True, your target heart rate (THR), when cross referenced with the standard cardio/fat burning chart may look like you are achieving your best workout level for your cardio or fat burning goals, but the key is to remain able to breathe properly. The target heart rate (THR) method is based on estimated range and the formula may not fit everyone. Being able to judge for yourself by using the talk test method can assure you a safe and comfortable workout. Our exercise calculations article has a target heart rate calculator as well as a number of other exercise performance measuring techniques you may be interested in.
Since 1939, the talk test has been unofficially recognized. Professor John Grayson, at Oxford University, advised English mountaineers to “climb no faster than you can talk.” This was the first and most basic of attempts to measure the talk test. The idea was kicked around for many years and remained on the fringe of exercise philosophy. In an era of rapid expansion with technology, the talk test never really gained any notoriety or respect.
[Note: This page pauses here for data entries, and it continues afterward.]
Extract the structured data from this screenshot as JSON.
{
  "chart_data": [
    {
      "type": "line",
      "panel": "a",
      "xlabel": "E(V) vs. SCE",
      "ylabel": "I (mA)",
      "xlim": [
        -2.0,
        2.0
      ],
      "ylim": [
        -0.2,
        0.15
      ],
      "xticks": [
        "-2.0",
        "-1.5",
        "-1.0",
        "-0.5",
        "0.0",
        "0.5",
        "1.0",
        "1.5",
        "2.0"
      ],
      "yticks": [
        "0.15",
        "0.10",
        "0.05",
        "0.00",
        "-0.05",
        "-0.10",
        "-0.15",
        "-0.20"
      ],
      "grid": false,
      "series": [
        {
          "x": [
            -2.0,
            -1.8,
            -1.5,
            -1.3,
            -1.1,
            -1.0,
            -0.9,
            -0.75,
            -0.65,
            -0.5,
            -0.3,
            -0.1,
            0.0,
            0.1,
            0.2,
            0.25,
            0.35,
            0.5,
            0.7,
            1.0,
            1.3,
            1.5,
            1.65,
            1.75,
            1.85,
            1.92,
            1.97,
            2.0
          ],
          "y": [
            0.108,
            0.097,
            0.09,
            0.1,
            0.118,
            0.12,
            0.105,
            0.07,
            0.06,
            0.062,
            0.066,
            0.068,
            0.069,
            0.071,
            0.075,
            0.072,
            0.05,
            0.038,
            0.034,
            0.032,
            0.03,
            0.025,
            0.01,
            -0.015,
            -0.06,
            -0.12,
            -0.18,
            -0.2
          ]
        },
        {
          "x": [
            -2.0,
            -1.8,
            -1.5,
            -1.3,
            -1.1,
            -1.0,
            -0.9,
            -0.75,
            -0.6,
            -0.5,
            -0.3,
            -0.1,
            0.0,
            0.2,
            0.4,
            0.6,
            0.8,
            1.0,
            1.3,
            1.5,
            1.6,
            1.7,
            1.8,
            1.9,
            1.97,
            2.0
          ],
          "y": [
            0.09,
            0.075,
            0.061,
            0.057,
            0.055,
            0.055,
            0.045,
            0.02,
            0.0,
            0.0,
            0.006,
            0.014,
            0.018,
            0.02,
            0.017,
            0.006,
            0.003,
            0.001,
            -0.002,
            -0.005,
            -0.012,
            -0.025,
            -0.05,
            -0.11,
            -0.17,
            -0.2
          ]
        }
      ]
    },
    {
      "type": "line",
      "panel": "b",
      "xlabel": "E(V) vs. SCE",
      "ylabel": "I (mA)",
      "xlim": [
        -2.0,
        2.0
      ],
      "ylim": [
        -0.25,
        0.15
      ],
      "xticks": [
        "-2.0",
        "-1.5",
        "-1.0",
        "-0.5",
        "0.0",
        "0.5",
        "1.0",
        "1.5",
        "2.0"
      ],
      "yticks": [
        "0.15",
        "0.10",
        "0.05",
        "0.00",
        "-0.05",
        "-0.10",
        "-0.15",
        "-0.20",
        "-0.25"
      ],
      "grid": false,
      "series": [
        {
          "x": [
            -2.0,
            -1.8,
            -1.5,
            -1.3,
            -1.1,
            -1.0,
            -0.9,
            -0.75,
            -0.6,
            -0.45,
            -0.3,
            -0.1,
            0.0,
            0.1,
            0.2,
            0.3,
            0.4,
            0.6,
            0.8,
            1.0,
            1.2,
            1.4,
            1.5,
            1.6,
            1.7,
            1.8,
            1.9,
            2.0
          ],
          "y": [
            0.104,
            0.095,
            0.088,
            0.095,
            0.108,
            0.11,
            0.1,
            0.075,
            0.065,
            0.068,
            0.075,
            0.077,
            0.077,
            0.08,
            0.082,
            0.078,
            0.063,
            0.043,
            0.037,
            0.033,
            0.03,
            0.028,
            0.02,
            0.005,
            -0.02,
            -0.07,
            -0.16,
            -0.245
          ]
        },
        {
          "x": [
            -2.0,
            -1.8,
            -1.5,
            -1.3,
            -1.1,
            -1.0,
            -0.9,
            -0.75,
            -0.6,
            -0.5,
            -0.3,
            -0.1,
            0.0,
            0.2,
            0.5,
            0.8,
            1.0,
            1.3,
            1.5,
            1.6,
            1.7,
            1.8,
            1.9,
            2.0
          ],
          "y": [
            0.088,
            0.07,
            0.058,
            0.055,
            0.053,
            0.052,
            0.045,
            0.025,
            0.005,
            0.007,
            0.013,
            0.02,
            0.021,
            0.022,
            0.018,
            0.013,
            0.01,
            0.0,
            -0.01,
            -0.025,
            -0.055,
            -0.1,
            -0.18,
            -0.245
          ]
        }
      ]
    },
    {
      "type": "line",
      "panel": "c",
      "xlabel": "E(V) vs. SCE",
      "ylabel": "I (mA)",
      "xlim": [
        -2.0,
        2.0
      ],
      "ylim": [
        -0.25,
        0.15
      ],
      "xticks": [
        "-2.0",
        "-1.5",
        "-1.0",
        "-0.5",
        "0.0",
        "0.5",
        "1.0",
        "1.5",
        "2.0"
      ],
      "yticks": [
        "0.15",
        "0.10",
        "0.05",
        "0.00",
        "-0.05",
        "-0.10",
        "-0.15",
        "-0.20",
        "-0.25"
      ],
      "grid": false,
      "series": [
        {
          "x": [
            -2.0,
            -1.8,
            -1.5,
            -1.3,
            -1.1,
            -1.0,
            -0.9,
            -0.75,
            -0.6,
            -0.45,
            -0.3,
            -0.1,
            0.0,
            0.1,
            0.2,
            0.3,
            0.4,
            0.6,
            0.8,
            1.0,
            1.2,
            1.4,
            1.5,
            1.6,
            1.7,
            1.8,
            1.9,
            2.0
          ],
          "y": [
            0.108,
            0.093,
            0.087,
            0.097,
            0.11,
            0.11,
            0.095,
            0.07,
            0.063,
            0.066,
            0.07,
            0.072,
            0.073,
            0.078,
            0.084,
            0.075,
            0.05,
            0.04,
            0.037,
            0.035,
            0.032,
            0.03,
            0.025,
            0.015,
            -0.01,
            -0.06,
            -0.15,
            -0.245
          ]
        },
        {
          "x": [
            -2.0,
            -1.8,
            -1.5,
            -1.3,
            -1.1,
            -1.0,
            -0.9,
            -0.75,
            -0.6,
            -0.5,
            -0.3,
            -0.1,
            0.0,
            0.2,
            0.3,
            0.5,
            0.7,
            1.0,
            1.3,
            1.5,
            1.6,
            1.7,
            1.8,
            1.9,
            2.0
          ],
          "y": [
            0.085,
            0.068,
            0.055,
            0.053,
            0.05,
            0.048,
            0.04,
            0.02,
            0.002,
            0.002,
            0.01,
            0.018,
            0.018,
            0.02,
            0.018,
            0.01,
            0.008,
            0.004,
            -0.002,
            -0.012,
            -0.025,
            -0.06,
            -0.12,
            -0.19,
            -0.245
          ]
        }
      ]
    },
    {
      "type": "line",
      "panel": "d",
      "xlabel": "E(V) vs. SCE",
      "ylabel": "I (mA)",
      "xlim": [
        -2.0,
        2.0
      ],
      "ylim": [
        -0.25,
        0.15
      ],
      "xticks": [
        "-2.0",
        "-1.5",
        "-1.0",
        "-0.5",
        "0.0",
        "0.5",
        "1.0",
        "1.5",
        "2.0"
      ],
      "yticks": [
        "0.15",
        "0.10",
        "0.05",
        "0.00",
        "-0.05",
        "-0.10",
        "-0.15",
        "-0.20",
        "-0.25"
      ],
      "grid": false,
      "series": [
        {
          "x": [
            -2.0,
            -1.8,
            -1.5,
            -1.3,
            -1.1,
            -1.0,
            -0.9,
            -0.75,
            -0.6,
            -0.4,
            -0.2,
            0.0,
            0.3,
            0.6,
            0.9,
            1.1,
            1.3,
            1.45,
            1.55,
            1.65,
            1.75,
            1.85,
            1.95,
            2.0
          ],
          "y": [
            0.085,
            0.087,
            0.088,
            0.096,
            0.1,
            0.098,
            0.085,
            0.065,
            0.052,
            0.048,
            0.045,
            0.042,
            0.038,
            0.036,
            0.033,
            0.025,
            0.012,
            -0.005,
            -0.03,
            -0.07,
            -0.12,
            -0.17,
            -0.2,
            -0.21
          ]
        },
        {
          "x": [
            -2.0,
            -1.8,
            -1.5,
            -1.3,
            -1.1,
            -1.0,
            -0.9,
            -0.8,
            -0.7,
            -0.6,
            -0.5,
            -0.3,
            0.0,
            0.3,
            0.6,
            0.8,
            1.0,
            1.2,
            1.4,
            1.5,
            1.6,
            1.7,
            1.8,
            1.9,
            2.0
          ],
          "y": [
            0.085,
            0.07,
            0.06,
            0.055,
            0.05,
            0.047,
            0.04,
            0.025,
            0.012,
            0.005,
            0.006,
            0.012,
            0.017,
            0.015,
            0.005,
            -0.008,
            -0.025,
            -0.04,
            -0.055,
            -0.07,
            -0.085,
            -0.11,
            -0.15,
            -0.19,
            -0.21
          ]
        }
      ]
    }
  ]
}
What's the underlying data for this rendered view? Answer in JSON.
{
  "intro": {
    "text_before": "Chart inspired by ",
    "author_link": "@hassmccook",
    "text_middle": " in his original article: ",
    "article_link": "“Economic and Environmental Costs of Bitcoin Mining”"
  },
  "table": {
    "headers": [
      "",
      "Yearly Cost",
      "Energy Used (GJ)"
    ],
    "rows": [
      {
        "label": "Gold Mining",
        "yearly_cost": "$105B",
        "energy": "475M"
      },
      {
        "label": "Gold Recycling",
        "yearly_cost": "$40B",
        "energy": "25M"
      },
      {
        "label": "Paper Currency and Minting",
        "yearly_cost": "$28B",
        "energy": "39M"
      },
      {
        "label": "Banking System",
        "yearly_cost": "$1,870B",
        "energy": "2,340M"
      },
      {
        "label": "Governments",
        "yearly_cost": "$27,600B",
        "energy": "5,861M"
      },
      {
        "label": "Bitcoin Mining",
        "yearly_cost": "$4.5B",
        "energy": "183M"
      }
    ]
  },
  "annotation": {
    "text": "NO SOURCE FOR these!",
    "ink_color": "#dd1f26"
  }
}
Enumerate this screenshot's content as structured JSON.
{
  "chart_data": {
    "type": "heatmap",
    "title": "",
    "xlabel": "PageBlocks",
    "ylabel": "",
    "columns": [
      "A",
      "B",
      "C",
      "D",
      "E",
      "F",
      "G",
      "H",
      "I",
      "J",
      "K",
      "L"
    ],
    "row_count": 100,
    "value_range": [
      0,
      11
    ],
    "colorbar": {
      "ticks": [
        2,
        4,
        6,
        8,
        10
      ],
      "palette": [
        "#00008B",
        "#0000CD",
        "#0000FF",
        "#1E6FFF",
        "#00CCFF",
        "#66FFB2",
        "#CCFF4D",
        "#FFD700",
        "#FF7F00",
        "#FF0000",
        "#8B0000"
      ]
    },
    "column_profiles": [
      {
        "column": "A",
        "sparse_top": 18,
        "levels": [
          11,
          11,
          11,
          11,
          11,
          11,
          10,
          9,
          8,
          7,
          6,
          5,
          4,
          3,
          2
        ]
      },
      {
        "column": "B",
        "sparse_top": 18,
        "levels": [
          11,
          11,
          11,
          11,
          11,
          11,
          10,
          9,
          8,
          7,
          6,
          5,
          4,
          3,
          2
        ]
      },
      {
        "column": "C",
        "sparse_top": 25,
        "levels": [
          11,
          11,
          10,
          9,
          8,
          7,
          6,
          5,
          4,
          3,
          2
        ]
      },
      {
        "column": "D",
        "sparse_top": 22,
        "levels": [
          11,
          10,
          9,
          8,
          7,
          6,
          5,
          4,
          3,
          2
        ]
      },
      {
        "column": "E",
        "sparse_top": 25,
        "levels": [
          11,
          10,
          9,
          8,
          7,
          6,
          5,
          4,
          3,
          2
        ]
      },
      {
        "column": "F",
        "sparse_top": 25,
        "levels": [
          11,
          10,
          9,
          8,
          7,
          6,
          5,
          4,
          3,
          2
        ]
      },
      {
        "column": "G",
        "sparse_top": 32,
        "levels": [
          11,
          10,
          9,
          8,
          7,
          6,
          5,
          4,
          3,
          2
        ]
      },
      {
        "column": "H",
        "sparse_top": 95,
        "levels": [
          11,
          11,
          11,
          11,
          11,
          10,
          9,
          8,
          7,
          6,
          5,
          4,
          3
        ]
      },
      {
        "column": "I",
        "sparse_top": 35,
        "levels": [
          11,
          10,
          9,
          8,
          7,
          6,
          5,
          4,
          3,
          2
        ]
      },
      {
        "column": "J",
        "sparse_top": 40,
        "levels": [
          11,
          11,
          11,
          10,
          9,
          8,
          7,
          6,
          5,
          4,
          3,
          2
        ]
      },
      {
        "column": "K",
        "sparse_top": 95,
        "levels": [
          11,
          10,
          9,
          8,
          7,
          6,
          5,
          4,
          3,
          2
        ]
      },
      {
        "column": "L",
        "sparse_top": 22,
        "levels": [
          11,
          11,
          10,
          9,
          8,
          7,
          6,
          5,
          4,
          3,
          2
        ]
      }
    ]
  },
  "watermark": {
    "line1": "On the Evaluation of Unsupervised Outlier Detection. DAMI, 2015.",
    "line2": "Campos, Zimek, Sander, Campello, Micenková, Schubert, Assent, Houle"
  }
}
In 1991, the talk test was included in the fourth edition of the “guidelines for exercise and training,” at ACSM (American College of Sports medicine.) In 1997, the talk test was once again recognized and published by the American Council on Exercise. However, the talk test still didn’t receive the recognition or respectability in new and upcoming exercise methods.
The talk test is confirmed and widely accepted as an accurate test, taken at any time during your workout, to ensure you are at your best and healthiest heart rate. If you are able to walk, jog or use weights, and continue to speak comfortably then you are on the road to a successful and healthy workout.